Déjà, en mars 2017, le manuel scolaire intitulé Magellan et Galilée – Questionner le monde, destiné aux élèves de CE2 et publié par Hatier, avait servi de première expérience à cette une écriture « genrée », avec la vocation des auteurs de ne plus « invisibiliser les femmes », surtout dans l’enseignement auprès des plus jeunes. Comprendre finalement la domination masculine exercée dès le plus jeune âge par l’intermédiaire insidieux de la langue française. Pour l’ancien animateur de l’émission Apostrophes, qui s’exprime depuis son compte Twitter, le féminin serait justement la première victime : « Colette est l’une de nos grandes écrivaines / l’un de nos grands écrivains. La seconde formulation est plus flatteuse, non ? » Et Marc Lévy, dont je ne soupçonnais pas le nom d’apparaître un jour sur ce blog, de lui rétorquer : « Non, au contraire. Et je ne vois pas pourquoi elle le serait ». Pour le journaliste, la réponse est évidente : « Parce qu’il est plus flatteur d’être un grand écrivain, tous sexes confondus, que de l’être d’un seul ».

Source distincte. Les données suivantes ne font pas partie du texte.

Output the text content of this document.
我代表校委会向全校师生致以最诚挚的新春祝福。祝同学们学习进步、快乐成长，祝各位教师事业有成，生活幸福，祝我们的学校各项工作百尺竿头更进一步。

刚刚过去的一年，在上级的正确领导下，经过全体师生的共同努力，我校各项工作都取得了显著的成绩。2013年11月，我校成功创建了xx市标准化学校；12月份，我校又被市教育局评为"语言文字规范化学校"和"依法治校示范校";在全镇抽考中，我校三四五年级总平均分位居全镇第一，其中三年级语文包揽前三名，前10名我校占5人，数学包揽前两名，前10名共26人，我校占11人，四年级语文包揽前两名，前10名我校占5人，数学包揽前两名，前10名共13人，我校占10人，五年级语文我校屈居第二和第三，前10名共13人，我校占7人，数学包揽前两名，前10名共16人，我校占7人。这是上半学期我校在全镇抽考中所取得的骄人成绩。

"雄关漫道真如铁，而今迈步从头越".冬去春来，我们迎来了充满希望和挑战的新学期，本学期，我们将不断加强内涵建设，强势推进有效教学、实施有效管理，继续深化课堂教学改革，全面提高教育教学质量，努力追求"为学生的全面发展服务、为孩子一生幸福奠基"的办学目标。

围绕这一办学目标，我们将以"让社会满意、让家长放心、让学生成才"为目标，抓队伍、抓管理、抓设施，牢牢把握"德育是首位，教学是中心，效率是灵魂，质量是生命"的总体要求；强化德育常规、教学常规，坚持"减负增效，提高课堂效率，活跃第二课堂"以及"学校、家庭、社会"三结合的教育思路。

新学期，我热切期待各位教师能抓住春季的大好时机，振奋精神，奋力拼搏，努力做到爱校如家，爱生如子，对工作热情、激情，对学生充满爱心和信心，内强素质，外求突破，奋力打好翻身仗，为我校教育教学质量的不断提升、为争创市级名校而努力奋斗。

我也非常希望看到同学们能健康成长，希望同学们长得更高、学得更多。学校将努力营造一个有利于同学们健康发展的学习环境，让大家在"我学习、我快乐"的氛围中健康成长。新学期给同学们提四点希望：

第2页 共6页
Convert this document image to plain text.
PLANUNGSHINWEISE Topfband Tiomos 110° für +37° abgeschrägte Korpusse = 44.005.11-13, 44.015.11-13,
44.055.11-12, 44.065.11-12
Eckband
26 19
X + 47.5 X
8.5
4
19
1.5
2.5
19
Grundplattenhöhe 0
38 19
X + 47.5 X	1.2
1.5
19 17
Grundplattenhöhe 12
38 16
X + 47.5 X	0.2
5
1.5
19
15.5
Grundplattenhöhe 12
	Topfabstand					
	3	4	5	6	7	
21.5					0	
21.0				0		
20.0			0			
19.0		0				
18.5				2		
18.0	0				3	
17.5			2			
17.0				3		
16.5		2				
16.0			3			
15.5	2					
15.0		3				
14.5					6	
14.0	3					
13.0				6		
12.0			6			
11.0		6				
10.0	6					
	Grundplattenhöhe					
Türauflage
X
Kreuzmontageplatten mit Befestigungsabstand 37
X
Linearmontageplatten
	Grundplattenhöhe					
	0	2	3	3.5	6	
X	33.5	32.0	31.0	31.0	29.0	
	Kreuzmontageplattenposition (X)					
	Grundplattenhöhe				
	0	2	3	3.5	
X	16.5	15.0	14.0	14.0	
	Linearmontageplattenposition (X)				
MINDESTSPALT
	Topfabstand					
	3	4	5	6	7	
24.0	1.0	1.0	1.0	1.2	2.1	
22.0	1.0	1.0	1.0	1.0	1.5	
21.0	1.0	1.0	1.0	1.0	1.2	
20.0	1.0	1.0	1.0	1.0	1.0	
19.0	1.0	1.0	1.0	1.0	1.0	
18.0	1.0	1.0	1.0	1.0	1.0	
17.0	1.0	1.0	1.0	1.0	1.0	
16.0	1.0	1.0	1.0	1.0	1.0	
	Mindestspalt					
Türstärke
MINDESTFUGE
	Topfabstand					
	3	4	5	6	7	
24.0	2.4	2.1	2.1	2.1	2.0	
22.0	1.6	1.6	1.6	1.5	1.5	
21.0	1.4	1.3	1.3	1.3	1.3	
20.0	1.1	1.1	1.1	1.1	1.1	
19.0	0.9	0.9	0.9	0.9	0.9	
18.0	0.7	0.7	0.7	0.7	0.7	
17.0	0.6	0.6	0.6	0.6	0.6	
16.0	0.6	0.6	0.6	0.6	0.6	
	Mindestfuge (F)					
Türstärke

Politique et idéologique, ce mouvement reste, de façon paradoxale, totalement hermétique à la linguistique et aux régressions qui cernent la langue française. Réputée pour son étendue et ses nuances, celle-ci devrait poursuivre son renouvellement pour satisfaire aux exigences de quelques revendications énoncées dans la fureur d’un effet de mode à qui l’on peut reprocher cette insupportable façon de s’approprier la modernité. La question de la lisibilité, de la prononciation, de la mélodie, de tout ce qui fait battre le cœur d’un lecteur et anime sa réflexion lorsqu’il parcourt un texte est ainsi reléguée au second plan par ces combattants de l’absurde asservis au politiquement correct ambiant. Et c’est bien ce que l’on peut discerner derrière l’échange entre Bernard Pivot et Marc Lévy, à savoir tout le potentiel intuitif induit dans une langue.

Le français souffre en effet de ne pas avoir d’autre place pour le neutre que fondu dans le masculin qui embrasse à la fois celui-ci et l’universel, y compris lorsque le féminin le dépasse en nombre. Une amoureuse des lettres me disait ainsi lors d’un déjeuner : « quelle petite fille en école primaire n’a pas souffert de devoir apprendre par cœur cette règle de grammaire ! » L’argument tient sur ses pieds mais je lui répondrai ici que cela ne l’a pas empêché elle-même d’écrire des livres d’une grande intensité et que je mets au défi de traduire en écriture inclusive. Beaucoup plus dévastateur me paraît cette frénésie contemporaine qui consiste à faire subir des modifications à la langue dans le seul but de la « communiquer » et non de la réfléchir[1], dans un rejet total de ses nombreuses subtilités et dont l’apprentissage était pourtant au cœur même de la formation des individus, malgré ses lacunes et ses maladresses. Alors avant de l’asservir au diktat sociologique de quelques-uns, tâchons plutôt de nous concentrer à valoriser son potentiel et ses exigences auprès des plus jeunes qui, chaque année, s’en détournent toujours davantage.

[1] On notera que l’une des premières institutions à mobiliser ce « progrès » n’est autre que le ministère du Travail qui recommande l’usage d’un guide vantant auprès des employeurs les mérites de l’écriture inclusive… peut-être même avant ceux de l’égalité des salaires !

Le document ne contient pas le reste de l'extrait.